As more users send POST requests to the WorkInFrontEnd
controller, the response rate of the UserProfile
controller continues to drop. But note that the volume of requests handled by the WorkInFrontEnd
controller remains relatively constant. The saturation of the system becomes apparent as the overall rate of both requests tends toward a steady but low limit.
The final step is to look at the source code. The development team was aware that the Post
method could take a considerable amount of time, which is why the original implementation used a separate thread. That solved the immediate problem, because the Post
method did not block waiting for a long-running task to complete.
However, the work performed by this method still consumes CPU, memory, and other resources. Enabling this process to run asynchronously might actually damage performance, as users can trigger a large number of these operations simultaneously, in an uncontrolled manner. There is a limit to the number of threads that a server can run. Past this limit, the application is likely to get an exception when it tries to start a new thread.
Note
This doesn't mean you should avoid asynchronous operations. Performing an asynchronous await on a network call is a recommended practice. (See the Synchronous I/O antipattern.) The problem here is that CPU-intensive work was spawned on another thread.
The following image shows performance monitoring after the solution was implemented. The load was similar to that shown earlier, but the response times for the UserProfile
controller are now much faster. The volume of requests increased over the same duration, from 2,759 to 23,565.

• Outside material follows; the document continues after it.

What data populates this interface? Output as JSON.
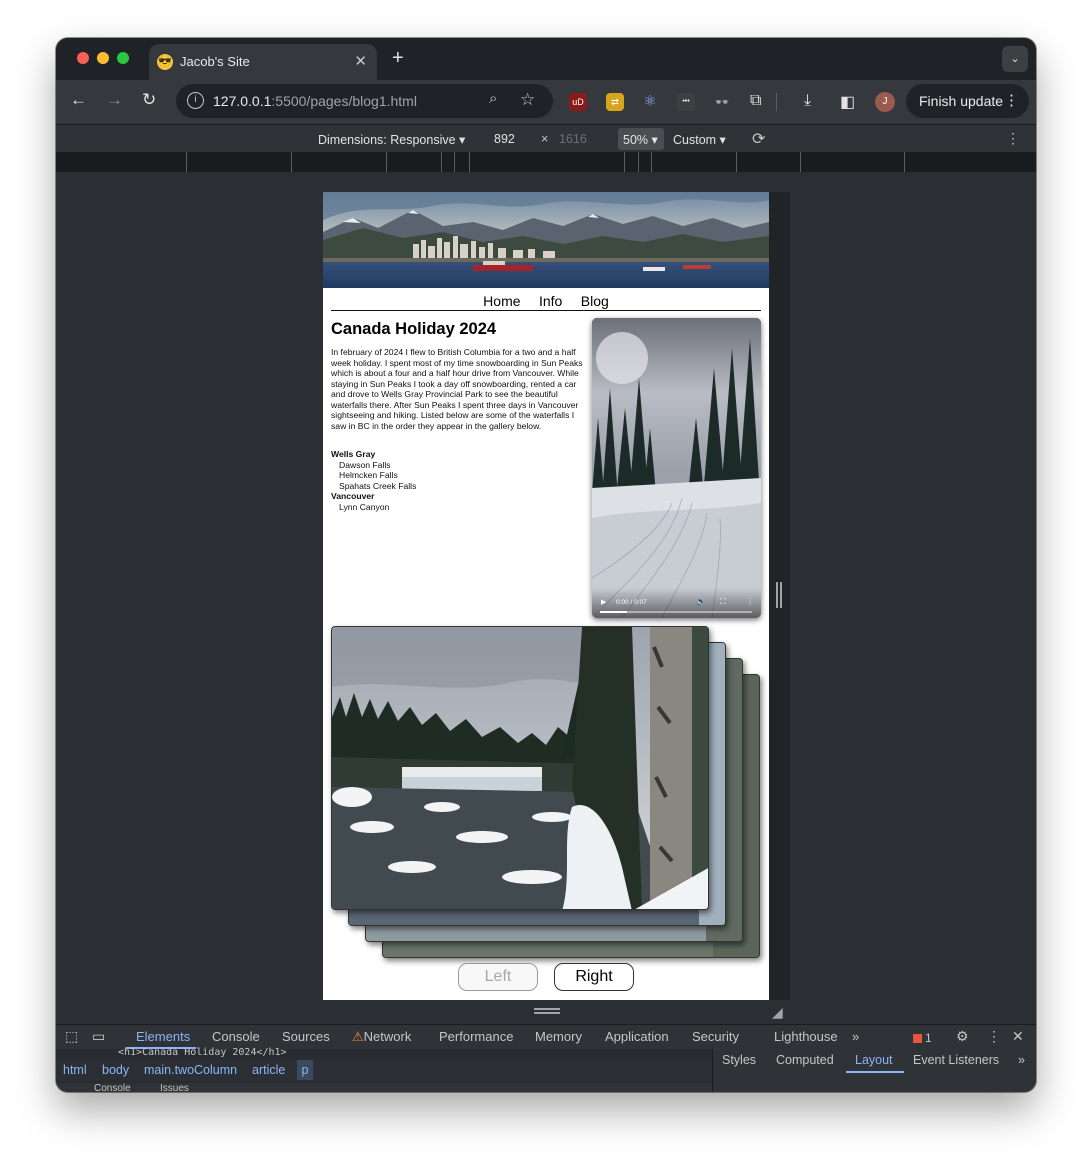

Note that the WorkInBackground
controller also handled a much larger volume of requests. However, you can't make a direct comparison in this case, because the work being performed in this controller is very different from the original code. The new version simply queues a request, rather than performing a time consuming calculation. The main point is that this method no longer drags down the entire system under load.
CPU and network utilization also show the improved performance. The CPU utilization never reached 100%, and the volume of handled network requests was far greater than earlier, and did not tail off until the workload dropped.
The following graph shows the results of a load test. The overall volume of requests serviced is greatly improved compared to the earlier tests.